Food insecurity could drop by 20% if women had the same access as men to financial tools, resources, and training.

That is no less true today than it was 10 years ago, and yet women still don't have adequate access to finances, new tools, training. There has been change – we both lead multi-billion-dollar organizations because of that change. But the opportunity for us to do more remains in front of us. We see glimmers of hope, like much of the work CARE is doing to get women seats at tables. But we need seats at every level. We need more women in manufacturing, in investing. Less than 1% of all the investment capital on an annual basis flows to women investors or women-led funds. Unless we can get more capital into the hands of women, we are not going to drive and support the kinds of businesses that women bring online. Nobody starts more businesses in the United States than Black women, but because of lack of access to capital and training, our businesses never grow at the level of any other demographic group, including Black men. People nod when I make these kinds of statements, but the capital still does not flow. Women always bat above our weight so, given those opportunities, I think we would see the return on investment that we so often speak about.?

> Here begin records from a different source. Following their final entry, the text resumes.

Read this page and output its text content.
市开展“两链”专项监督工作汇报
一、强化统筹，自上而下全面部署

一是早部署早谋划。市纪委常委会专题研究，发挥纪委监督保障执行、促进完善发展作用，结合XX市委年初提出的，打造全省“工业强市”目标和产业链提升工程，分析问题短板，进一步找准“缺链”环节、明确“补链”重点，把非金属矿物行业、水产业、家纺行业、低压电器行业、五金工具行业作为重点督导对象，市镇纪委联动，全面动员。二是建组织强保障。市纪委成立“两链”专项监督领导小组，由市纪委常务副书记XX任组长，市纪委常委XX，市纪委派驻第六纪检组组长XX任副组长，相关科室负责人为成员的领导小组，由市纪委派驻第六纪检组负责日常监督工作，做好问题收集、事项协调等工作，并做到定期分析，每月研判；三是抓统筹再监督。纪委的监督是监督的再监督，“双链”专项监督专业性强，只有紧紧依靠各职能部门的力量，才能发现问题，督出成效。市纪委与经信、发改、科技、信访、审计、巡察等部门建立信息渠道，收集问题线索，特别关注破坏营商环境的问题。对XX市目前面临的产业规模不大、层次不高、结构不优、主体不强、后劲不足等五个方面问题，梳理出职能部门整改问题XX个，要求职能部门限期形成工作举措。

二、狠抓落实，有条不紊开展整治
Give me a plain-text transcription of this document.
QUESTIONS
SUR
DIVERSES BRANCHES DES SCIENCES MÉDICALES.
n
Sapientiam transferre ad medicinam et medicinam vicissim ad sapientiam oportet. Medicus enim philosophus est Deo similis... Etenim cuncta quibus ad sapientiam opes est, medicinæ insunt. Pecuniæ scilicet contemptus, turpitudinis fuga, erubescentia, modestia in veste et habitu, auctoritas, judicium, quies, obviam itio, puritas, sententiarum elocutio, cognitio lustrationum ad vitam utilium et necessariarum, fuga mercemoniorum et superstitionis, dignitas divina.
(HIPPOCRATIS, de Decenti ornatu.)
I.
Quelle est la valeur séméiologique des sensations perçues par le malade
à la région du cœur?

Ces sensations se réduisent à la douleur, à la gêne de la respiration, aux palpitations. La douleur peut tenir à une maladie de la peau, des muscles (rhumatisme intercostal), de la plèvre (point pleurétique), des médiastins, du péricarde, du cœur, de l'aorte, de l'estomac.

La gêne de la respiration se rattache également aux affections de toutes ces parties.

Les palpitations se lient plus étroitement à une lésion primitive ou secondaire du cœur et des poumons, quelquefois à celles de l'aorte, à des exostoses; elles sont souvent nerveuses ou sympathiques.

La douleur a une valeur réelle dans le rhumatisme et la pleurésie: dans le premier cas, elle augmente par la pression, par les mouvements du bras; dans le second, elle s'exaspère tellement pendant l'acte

Aspiring changemakers should think creatively and act boldly.

After I received my law degree, I learned very quickly that legal problems primarily were social problems masking themselves as a legal issue, and that having the ability to support access to services and resources to support economic development is how you change legal outcomes, by giving people different perspectives and different hopes. That's been my life, my purpose. The only thing stopping you from being the person who makes the change is yourself. As women, we so often wait for permission as opposed to apologizing when we overstep. We will overstep. But if you're overstepping for good, that's not a bad thing.